We had limited out on redfish, and I was driving down the Chef Highway back towards the city with the cooler in the trunk. Mo had said he’d clean the boat and I’d let him and I was glad I had because the sky was coming down, a dark black roil getting close enough to the western horizon you knew the rain would break at any second. Out on the Chef, there’s still this feeling of disaster—shrimp boats on their sides in the ditches, trawl nets hung up in trees from when Katrina pushed the whole Gulf of Mexico up into the Rigolets—and I’m not used to it yet. I suppose I’ll never get used to it. Every time I go out that way I feel the flood in my chest as an enormous gratitude to still be alive, as an imperative to keep on living all the way to the hilt. So, anyway, that’s my frame ofmind as I’m driving in towards the city, stinking offish blood, and then there in front of me I see an F150 with a buck hanging out of its bed pulled over somewhere in the middle of Bayou Sauvage, and this big shave-headed man standing on two legs next to the popped hood, cursing.
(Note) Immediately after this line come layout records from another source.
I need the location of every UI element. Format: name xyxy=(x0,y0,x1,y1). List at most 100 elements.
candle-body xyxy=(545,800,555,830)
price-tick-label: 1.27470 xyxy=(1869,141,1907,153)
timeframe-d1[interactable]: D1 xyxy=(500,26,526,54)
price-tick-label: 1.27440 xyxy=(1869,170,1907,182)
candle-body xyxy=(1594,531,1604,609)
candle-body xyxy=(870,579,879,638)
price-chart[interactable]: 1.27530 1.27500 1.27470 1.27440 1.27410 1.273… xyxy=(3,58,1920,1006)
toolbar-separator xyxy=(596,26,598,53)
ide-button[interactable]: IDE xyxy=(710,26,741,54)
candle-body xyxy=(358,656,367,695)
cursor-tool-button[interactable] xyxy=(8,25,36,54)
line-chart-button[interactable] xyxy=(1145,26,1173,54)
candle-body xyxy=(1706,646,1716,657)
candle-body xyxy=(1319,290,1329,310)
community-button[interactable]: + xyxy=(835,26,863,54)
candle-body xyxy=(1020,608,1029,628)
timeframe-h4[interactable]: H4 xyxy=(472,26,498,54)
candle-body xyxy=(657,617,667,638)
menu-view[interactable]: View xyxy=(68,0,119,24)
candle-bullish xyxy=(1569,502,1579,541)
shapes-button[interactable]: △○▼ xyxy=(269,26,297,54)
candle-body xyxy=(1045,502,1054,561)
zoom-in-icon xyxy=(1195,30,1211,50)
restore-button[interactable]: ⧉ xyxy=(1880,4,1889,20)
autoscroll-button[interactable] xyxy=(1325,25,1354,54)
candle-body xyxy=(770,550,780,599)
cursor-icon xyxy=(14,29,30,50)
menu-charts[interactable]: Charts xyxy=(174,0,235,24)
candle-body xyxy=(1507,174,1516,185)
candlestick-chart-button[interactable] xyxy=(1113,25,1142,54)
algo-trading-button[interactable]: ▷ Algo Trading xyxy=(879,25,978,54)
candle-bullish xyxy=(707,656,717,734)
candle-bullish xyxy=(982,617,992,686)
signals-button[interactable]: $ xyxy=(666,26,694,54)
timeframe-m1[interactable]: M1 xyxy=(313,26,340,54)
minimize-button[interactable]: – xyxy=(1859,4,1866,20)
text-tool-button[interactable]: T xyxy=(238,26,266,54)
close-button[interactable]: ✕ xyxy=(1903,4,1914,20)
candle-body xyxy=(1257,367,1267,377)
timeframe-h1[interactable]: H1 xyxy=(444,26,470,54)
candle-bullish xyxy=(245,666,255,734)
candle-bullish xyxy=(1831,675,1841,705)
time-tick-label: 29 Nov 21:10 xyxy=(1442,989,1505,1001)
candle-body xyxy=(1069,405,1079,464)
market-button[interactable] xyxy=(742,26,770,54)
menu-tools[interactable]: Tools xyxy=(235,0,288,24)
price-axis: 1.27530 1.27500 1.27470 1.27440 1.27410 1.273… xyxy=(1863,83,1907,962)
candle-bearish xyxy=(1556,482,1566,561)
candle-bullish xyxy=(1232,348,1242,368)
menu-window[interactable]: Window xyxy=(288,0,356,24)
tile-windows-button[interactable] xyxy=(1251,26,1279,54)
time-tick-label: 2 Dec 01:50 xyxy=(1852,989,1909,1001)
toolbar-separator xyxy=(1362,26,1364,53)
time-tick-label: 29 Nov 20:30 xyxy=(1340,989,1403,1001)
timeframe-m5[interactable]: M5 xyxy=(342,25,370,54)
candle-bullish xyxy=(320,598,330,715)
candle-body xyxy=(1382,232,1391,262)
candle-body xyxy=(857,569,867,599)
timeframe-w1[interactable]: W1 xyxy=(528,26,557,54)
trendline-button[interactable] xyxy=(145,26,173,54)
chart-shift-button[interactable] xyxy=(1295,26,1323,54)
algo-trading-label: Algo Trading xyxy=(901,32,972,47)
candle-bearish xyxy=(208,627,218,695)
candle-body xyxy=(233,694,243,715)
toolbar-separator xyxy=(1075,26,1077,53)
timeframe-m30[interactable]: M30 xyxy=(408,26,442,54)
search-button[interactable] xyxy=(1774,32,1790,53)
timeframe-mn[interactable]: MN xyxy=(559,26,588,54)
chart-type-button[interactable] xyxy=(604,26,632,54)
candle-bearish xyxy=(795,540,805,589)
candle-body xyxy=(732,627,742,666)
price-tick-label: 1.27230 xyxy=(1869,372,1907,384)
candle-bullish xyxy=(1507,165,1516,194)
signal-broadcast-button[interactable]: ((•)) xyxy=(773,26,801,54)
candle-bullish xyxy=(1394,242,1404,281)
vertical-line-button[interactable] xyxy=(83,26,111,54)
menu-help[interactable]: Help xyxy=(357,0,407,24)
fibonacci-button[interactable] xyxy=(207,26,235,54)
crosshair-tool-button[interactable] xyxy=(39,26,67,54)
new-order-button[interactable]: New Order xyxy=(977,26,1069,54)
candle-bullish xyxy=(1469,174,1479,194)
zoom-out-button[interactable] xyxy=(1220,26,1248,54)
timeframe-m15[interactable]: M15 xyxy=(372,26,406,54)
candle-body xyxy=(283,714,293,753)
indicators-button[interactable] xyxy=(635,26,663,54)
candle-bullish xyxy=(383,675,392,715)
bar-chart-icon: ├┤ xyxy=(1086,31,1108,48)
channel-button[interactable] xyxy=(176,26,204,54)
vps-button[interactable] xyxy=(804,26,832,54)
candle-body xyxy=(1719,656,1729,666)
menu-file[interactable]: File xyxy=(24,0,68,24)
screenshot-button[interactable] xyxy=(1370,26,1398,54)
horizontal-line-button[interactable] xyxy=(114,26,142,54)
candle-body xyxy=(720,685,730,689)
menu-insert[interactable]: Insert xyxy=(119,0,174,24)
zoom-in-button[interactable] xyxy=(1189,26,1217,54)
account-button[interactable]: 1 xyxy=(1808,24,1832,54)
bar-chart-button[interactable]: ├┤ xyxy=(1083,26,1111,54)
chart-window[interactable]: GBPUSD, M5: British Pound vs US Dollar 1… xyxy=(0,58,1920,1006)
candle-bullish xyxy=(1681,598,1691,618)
I pulled over—I can still feel my foot leaving the gas pedal without hesitation and jamming down on the brake. I pulled off onto the shoulder and that rotten egg, green grass, kudzu smell of the swamp came in through my open windows like some kind of chemical weapon.
He came at me, shaking his head, and I should have read the signs. Should have seen him saying No No No and listened, and gone off again, or—no—just taken him home like I did do but not accepted his offer of a beer, not come into the house where she had the door open to the bathroom at the end of the hall, sitting there on the edge of the tub in just her panties, feet in the water, soaping Jody’s narrow brown back. Oh! Company! she said and laughed, and wrapped a towel around her, but I shouldn’t have gone in, because as soon as I went into that house the storm we’d been outrunning swept down on top of us, and Ray left me alone in the living room to go shut all the open windows. I averted my eyes, but I shouldn’t have gone in because already the room was full of ozone, and even without looking I could see her chest rising and falling as she breathed, the water sloshing as she soaked a sponge and rinsed the baby’s back, her eyes half-closed.
By the time Ray came back, it was all over for me. He laughed, asked me what I found so fascinating about the old baseball trophies, but it was already too late. It didn’t take them inviting me to stay until the storm was over, didn’t take having a drink with her, didn’t take sitting on the floor with them and watching the news.
A tornado had touched down on the Chef, right where we’d been—Ray called me the next week to say I’d saved his life, think of that, that the twister had picked up his truck and dropped in the middle of the Bayou, gutted buck and all, and he was glad because that way the insurance would pay him for a new one, and would I like to come over again to dinner because it seemed somebody who saved your life should be fed a better meal than beer and nachos.
But it didn’t take her cooking me that second meal—red beans and rice so good you wanted to bathe in them—didn’t take her walking me to my car, didn’t take her laughter, which back then still sounded in great peals. At least I don’t think it did.
When I think back on it, it seems like I knew I was in love with her from the moment the rain fell across the roof, but I’m unsure of my memory of that afternoon now, because I have gone back in time so often and played it the other way:
Ray waves at me from the side of the road, his hood up, and, the storm in my rearview, I keep driving.